• Andrea Davies pictured with fellow AIMES Awards judges in 2017, from left, Dean Flyger, Andrew MacDonald, Mike Stanley.

The Last Word: Andrea Davies

Humbling, rewarding, and extremely enjoyable

Life can throw some wonderful opportunities at you and when this particular one came hurling my way, I caught it with both hands!

I moved to Auckland from the Manawatu in 1993. My manager at that time was Professor Ian Watson, Principal of Massey University’s newly established Albany Campus. Ian – now an honourary member – was instrumental in the establishment of the North Harbour Club. So when he retired I undertook to continue building on his well-established relationships with the North Harbour region, and particularly, the North Harbour Club and Charitable Trust.
I was privileged to be elected as a North Harbour Club trustee in 2012, after which I joined the AIMES Awards judging panel. After a couple of years I was invited to chair the AIMES Awards judging panel.
Being an AIMES Award judge is such a humbling, rewarding, and extremely enjoyable responsibility. Being a judge is a big commitment of time from each of the 5-6 judges for approximately one month each year during which up to 180 applications need to be read, an interview shortlist agreed, followed by interviewing each shortlisted applicant. Of course, the most difficult decisions of all is to agree who will win each category, and who will be the AIMES Award Supreme winner.

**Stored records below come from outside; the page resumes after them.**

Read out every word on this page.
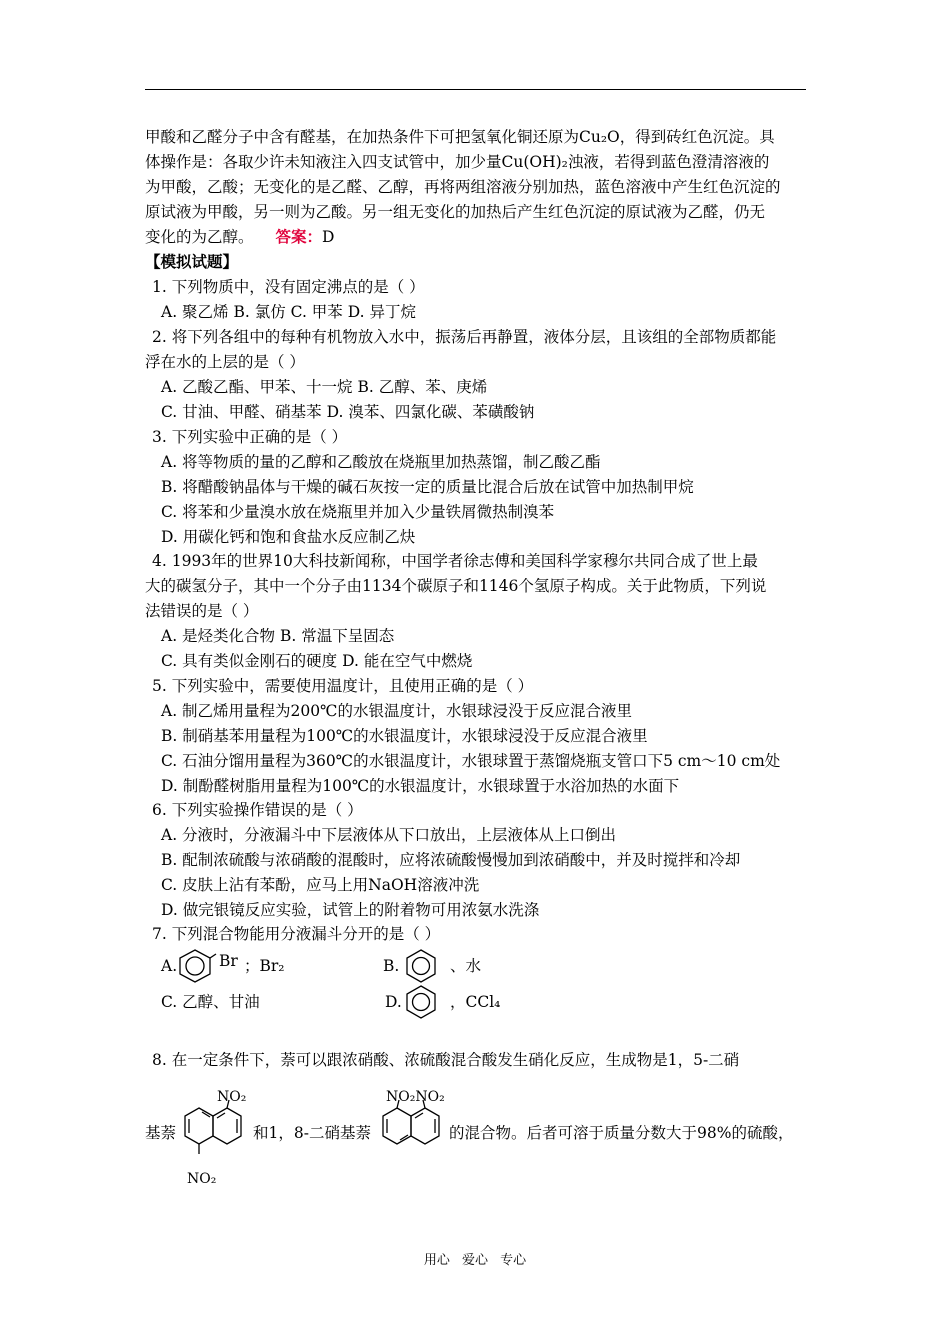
甲酸和乙醛分子中含有醛基，在加热条件下可把氢氧化铜还原为Cu₂O，得到砖红色沉淀。具
体操作是：各取少许未知液注入四支试管中，加少量Cu(OH)₂浊液，若得到蓝色澄清溶液的
为甲酸，乙酸；无变化的是乙醛、乙醇，再将两组溶液分别加热，蓝色溶液中产生红色沉淀的
原试液为甲酸，另一则为乙酸。另一组无变化的加热后产生红色沉淀的原试液为乙醛，仍无
变化的为乙醇。 答案：D
【模拟试题】
1. 下列物质中，没有固定沸点的是（ ）
A. 聚乙烯 B. 氯仿 C. 甲苯 D. 异丁烷
2. 将下列各组中的每种有机物放入水中，振荡后再静置，液体分层，且该组的全部物质都能
浮在水的上层的是（ ）
A. 乙酸乙酯、甲苯、十一烷 B. 乙醇、苯、庚烯
C. 甘油、甲醛、硝基苯 D. 溴苯、四氯化碳、苯磺酸钠
3. 下列实验中正确的是（ ）
A. 将等物质的量的乙醇和乙酸放在烧瓶里加热蒸馏，制乙酸乙酯
B. 将醋酸钠晶体与干燥的碱石灰按一定的质量比混合后放在试管中加热制甲烷
C. 将苯和少量溴水放在烧瓶里并加入少量铁屑微热制溴苯
D. 用碳化钙和饱和食盐水反应制乙炔
4. 1993年的世界10大科技新闻称，中国学者徐志傅和美国科学家穆尔共同合成了世上最
大的碳氢分子，其中一个分子由1134个碳原子和1146个氢原子构成。关于此物质，下列说
法错误的是（ ）
A. 是烃类化合物 B. 常温下呈固态
C. 具有类似金刚石的硬度 D. 能在空气中燃烧
5. 下列实验中，需要使用温度计，且使用正确的是（ ）
A. 制乙烯用量程为200℃的水银温度计，水银球浸没于反应混合液里
B. 制硝基苯用量程为100℃的水银温度计，水银球浸没于反应混合液里
C. 石油分馏用量程为360℃的水银温度计，水银球置于蒸馏烧瓶支管口下5 cm～10 cm处
D. 制酚醛树脂用量程为100℃的水银温度计，水银球置于水浴加热的水面下
6. 下列实验操作错误的是（ ）
A. 分液时，分液漏斗中下层液体从下口放出，上层液体从上口倒出
B. 配制浓硫酸与浓硝酸的混酸时，应将浓硫酸慢慢加到浓硝酸中，并及时搅拌和冷却
C. 皮肤上沾有苯酚，应马上用NaOH溶液冲洗
D. 做完银镜反应实验，试管上的附着物可用浓氨水洗涤
7. 下列混合物能用分液漏斗分开的是（ ）
A.	Br ；Br₂	B.	、水
C. 乙醇、甘油	D.	，CCl₄
8. 在一定条件下，萘可以跟浓硝酸、浓硫酸混合酸发生硝化反应，生成物是1，5-二硝
NO₂
NO₂
基萘	和1，8-二硝基萘
NO₂NO₂
的混合物。后者可溶于质量分数大于98%的硫酸，
用心 爱心 专心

The hard work is very worthwhile as the judges meet a large number of simply fantastic and incredibly talented young people.
I have been involved with the AIMES Award for a number of years, and I can share that each year the quality of applicant gets stronger, which means that the decisions have become more difficult to make.
If it was not for my involvement with the AIMES Awards, I would never have had the opportunity to meet such a large number of extremely talented and gifted young people who are part of our wider community. For each AIMES Award winner, there are many more great applicants, and its so hard to tell them that their application has not been successful this time. We always encourage them to keep on doing amazing things, and to reapply again. As you will have read in this issue of Northside, many of our young people are following their dreams and passions all around the globe. Some are studying at the best international drama schools, others are studying at Ivy League Universities, others are establishing linkages between New Zealand and the rest of the world, and of course there are those here in New Zealand doing just as amazing things.
I am extremely proud and will always feel humbled by the absolutely fabulous young people I have met during my involvement with the Club.
My time as an AIMES Awards judge confirmed for me how much I enjoy working with young people. So at the end of 2017 I made a big decision to take on a new challenge. I’m now a full-time student studying to be a primary school teacher. I can assure you that once I find myself in the classroom, I will be inspiring and encouraging as many young people as possible to reach for the stars, achieve outstanding results, and apply for a North Harbour Club Junior Excellence Award!
I thank the North Harbour Club, its trustees, club staff and my fellow judges, for the opportunity to contribute. I wish the club continued success in supporting so many outstanding young people affilitated with our region, both those from the past and those of our future.

Andrea Davies
January 2018

Andrea Davies (JP) was Campus Registrar at Massey University’s Albany Campus. Her departure from the role in late 2017 brought an end to a 40 year career at the University. A career that started at the Manawatu campus in 1978. She was one of the first staff at the new Auckland campus at Albany in 1993. Andrea retired as a North Harbour Club Trustee and AIMES Awards Judging Chair in January 2018. She remains an AIMES Awards Judge for 2018.